Guardando sempre al quadro internazionale, Draghi riconosce che “la stabilità e la pace si organizzano nelle istituzioni, ma si costruiscono nel contrasto quotidiano alle diseguaglianze, all’odio e all’ignoranza. Penso alle politiche di integrazione e vicinato, agli investimenti infrastrutturali: tutti processi che favoriscono la crescita e lo sviluppo”. “Le autorità civili e religiose – aggiunge – hanno un ruolo fondamentale nel coltivare un senso di responsabilità diffuso senza il quale questi progetti non possono avere successo”. Il presidente del Consiglio ritiene che questa responsabilità condivisa ci richiama a proteggere il mare e tutto il patrimonio naturale, a fornire nuove opportunità a chi cerca lavoro e maggiore rappresentanza ai giovani e alle donne e ci impone di tutelare la pluralità delle nostre identità, di favorire il dialogo tra culture diverse e tutelare le minoranze, etniche e religiose.
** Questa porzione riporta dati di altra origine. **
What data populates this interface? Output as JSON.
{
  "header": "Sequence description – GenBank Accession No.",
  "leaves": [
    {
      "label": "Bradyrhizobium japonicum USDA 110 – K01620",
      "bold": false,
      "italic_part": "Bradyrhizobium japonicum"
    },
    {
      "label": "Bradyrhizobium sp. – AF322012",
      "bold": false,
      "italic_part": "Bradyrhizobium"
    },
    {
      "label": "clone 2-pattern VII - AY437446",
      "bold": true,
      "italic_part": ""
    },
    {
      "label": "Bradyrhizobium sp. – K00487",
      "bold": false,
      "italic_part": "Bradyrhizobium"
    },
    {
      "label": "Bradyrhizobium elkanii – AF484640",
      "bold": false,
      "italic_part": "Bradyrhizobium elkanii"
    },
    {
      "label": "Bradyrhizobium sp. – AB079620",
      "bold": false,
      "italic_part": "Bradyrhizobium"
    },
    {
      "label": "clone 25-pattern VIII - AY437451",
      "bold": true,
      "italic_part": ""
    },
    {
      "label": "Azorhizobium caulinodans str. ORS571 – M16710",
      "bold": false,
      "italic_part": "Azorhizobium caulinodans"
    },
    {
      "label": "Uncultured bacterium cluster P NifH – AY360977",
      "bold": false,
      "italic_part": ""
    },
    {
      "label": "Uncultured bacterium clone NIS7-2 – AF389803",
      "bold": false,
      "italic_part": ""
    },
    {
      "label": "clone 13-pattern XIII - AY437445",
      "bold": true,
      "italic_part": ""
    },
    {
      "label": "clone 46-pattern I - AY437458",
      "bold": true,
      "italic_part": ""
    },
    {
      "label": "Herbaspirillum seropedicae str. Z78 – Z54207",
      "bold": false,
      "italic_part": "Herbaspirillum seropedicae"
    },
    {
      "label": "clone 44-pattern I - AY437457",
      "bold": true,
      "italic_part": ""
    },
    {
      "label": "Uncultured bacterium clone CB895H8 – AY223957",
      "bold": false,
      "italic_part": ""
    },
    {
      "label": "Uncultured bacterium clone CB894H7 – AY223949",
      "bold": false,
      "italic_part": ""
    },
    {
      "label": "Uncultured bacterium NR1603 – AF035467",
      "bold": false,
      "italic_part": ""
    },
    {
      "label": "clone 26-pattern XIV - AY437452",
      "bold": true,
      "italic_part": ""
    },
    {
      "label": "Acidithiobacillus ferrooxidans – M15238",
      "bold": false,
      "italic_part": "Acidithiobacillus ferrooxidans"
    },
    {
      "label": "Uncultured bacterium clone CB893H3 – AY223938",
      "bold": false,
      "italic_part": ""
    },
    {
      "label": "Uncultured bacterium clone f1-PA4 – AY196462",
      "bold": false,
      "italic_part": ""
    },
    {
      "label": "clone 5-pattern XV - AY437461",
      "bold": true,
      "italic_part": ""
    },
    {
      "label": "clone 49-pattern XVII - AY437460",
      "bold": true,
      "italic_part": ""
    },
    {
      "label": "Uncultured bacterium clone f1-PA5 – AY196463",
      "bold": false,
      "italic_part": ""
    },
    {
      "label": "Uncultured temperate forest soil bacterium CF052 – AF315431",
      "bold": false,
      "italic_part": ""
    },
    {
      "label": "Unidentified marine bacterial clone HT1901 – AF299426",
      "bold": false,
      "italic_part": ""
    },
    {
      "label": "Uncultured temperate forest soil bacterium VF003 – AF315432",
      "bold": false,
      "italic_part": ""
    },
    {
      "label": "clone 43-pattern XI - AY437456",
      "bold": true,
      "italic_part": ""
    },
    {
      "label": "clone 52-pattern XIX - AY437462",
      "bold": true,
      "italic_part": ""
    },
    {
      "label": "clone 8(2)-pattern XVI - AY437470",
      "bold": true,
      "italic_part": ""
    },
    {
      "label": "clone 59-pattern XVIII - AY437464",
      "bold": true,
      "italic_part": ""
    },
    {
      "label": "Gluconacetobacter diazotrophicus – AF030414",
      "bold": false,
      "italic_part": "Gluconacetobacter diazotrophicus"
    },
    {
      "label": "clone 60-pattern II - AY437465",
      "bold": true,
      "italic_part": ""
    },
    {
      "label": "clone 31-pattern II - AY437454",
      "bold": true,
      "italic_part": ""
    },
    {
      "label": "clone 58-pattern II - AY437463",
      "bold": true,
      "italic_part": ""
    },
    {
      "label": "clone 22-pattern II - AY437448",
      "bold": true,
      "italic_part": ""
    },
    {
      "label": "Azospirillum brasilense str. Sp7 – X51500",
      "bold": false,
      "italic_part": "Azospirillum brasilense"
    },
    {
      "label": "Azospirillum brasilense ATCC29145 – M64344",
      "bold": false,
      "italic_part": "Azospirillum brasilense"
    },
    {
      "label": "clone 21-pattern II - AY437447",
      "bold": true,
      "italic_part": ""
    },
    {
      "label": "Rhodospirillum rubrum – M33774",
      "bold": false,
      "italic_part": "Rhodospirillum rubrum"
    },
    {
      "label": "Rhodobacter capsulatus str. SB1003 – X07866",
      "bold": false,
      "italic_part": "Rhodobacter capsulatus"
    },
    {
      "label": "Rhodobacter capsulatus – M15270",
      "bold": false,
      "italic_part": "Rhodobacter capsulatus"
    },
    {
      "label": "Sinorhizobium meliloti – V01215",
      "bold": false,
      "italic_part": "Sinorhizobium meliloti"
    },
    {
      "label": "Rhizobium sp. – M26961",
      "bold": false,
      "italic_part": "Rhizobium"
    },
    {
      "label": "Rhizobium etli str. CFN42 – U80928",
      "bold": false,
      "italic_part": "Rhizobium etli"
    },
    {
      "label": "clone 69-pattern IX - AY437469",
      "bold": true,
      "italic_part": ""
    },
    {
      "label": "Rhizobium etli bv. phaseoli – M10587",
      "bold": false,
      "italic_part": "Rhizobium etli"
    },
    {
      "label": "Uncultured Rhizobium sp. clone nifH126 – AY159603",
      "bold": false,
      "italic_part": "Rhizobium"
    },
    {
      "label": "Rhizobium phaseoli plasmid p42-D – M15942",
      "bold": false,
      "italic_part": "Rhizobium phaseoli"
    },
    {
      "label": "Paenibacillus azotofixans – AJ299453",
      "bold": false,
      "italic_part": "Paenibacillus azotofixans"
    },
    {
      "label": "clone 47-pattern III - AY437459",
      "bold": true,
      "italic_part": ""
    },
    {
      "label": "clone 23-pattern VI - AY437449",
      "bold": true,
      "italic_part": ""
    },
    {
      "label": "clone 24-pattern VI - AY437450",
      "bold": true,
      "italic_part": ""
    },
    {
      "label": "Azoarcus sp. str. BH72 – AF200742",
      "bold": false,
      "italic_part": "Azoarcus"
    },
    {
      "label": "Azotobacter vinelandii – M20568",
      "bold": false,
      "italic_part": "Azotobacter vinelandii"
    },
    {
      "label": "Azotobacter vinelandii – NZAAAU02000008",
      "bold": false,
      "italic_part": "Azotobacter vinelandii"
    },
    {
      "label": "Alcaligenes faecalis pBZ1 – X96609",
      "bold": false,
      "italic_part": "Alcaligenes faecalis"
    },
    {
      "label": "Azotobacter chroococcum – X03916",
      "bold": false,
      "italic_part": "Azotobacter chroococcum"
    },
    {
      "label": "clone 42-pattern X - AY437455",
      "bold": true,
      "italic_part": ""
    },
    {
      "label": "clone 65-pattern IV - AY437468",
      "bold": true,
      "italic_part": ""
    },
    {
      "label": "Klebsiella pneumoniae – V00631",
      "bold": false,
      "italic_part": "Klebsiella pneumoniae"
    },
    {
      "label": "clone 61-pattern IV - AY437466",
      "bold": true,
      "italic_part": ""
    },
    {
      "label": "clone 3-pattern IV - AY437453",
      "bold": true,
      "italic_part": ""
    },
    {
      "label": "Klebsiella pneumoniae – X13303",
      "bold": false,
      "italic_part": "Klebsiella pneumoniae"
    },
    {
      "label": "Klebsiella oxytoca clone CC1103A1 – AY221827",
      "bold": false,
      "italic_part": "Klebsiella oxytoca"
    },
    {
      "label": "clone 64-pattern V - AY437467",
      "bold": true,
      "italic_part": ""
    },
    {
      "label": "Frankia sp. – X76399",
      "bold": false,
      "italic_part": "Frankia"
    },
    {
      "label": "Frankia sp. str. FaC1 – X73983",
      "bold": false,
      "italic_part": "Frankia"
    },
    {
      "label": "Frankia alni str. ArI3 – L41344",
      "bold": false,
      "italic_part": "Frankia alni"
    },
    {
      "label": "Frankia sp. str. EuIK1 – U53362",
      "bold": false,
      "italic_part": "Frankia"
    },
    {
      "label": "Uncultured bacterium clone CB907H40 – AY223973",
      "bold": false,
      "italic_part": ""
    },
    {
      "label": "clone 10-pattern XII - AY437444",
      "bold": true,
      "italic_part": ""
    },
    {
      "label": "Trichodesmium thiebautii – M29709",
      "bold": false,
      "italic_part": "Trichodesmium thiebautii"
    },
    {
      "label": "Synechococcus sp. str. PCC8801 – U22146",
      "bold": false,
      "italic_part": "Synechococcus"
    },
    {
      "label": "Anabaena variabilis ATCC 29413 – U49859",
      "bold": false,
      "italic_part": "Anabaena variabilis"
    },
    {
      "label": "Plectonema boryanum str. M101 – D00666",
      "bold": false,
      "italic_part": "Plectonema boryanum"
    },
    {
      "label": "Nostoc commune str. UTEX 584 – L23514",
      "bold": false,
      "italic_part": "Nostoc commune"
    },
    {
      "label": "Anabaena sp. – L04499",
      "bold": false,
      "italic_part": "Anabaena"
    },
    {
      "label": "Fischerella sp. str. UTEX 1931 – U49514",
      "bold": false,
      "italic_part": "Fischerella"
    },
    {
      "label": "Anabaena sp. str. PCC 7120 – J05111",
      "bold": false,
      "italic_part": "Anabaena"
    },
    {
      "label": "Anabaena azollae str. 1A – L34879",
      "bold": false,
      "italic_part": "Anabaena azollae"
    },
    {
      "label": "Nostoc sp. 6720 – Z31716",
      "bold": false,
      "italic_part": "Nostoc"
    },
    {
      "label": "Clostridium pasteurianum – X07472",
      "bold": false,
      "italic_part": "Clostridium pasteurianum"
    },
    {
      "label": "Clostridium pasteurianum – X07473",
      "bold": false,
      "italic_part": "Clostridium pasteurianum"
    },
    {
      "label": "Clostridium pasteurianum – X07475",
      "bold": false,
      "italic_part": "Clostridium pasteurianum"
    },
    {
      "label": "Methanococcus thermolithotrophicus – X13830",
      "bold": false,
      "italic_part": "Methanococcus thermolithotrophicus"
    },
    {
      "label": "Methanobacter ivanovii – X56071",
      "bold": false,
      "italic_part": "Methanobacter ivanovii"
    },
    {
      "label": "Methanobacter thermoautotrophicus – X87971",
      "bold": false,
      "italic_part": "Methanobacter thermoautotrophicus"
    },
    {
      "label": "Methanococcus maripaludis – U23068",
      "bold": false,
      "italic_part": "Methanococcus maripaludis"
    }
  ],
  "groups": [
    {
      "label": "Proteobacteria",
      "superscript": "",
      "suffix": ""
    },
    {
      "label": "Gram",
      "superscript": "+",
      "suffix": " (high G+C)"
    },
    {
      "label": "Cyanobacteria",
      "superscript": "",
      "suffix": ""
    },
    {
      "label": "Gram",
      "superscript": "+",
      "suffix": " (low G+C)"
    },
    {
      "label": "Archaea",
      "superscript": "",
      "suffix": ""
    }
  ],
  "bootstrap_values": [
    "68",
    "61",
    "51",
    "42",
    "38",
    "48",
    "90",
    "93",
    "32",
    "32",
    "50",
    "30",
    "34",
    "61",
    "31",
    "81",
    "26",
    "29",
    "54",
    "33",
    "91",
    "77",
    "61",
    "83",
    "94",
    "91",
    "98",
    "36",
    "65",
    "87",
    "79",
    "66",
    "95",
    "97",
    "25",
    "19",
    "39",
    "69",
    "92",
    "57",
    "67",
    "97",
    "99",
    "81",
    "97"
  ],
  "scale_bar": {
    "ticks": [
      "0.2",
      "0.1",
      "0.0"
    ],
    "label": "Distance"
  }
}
Draghi chiude il suo intervento riferendosi alla crisi in Ucraina e poiché “la convivenza, la fratellanza, la tolleranza che celebriamo in questo incontro devono realizzarsi anche oltre i confini della regione in cui viviamo”. “Gli eventi in Ucraina ci portano a ribadire che le prevaricazioni e i soprusi non devono essere tollerati – conclude -. Avete scelto di mettere la vostra spiritualità, la vostra profondità di pensiero, al servizio dei più deboli. Possa il vostro messaggio di pace diventare anche il nostro e risuonare forte laddove si cerca lo scontro e si rischia la guerra”.